Have taken the drug and seen countless addicts, I can be sure on that.

> Portugal has not, in fact, legalised any previously illegal drug, or even fully decriminalized it. Not even cannabis.

OK, but they did make it a health matter instead of criminal matter. The fact the power is no longer in the criminal justice system means it's decriminalised.


err. have you heard about the opioid crisis? that stuff is to heroin like beer is to vodka. it's the same shit. waaaaaaay more people take opioids than just the heroin users, but there's all part of the same thing. it's the same molecule


But the harm is categorical. Cheap heroin might reduce the impact of crime/family issues, but what about the health of individuals? We'd be back to people wasting away in crack dens.

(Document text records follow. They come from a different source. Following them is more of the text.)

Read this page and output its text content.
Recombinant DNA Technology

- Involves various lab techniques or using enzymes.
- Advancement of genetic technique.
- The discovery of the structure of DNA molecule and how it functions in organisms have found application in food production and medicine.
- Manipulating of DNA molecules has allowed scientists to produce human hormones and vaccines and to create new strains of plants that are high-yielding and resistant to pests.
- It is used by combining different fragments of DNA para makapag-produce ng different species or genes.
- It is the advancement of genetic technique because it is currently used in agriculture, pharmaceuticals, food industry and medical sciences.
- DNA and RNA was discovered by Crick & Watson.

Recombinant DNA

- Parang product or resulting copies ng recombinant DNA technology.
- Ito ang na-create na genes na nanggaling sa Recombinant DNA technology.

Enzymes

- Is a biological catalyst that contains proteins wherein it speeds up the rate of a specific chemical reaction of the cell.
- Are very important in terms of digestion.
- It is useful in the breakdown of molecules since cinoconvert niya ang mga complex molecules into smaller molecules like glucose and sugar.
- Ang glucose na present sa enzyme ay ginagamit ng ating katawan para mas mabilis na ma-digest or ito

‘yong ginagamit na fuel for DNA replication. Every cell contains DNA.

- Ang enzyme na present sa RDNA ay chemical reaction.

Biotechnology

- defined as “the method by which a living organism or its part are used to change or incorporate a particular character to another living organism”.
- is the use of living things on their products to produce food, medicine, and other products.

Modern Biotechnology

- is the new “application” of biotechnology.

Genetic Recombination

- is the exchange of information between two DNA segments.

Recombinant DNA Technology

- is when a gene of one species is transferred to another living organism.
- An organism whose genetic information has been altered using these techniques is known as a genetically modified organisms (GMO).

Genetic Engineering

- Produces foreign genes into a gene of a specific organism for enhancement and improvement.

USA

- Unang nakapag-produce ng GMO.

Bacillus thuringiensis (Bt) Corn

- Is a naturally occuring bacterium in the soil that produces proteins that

> Overdoses are prevented because they can happen in safe places where people will notice

what kind of places? If you become so addicted that overdose is likely, where would you be welcome? Making something illegal doesn't mean it automatically becomes socially acceptable; piss-stained street drunks don't attract lots of caretakers.

It feels like your assuming that people will be able to manage their addictions, and remain functional - I'm not sure this is realistic. Even mildly addictive substances can really wreck peoples ability to function.

Can you provide a source that suggests: "tobacco is more addictive [than heroin]"?


Legalization has not stopped alcohol poisoning. Is there some reason it would stop heroin overdoses?


Because we have data to back this up. Countries like the Netherlands or Portugal have was fewer OD deaths than countries where a hard drugs use is more punished.

https://www.statista.com/statistics/632372/total-number-of-d...

https://transformdrugs.org/drug-decriminalisation-in-portuga...


Thank you. That's very useful to know.


It's not so much it stops them but saving their life if they have one. If you see someone overdosing from heroin and intervene the person can live. Whereas, if they're sat alone in some house they'll die. Saferooms are about watching them and making sure they get medical treatment if needed. But then there is also the purity issue someone else mentioned.


Known purity, quality control, known quantity. If you actually know how much it’ll take you to get high you’re not going to overdose because you coverage got a stronger than average batch. You certainly aren’t going to get fentanyl sold as heroin.

Wouldn’t stop overdoses entirely obviously.


Can't reply directly to SirSourdough because of thread limits.

>I don't think this really address the point though. Alcohol is sold with known purity, quality, and quantity. You aren't going to overdose due to an impurity.

Their argument was never that it would stop everything, only that it would help (and I agree).

How many people have you met that have gone blind from drinking "bad" alcohol? During the prohibition era, this was an actual issue people faced.

https://www.pastemagazine.com/drink/alcohol-history/prohibit...

>A major decline in the risk per use massively outweighed by a huge increase in use over time due to legalization.

There is evidence that decriminalization when paired with other policies can potentially cause decreases in usage as well as a decrease in negative outcomes such as HIV transmission rates and drug deaths.

https://transformdrugs.org/drug-decriminalisation-in-portuga....


I don't think this really addresses the point though. Alcohol is sold with known purity, quality, and quantity. You aren't going to overdose due to an impurity.

Yet dangerous drinking is still very common, and alcohol causes significant strains on our society, perhaps more than any other drug. Why do we think that the situation would be different with legalizing other drugs? A major decline in the risk per use massively outweighed by a huge increase in use over time due to legalization.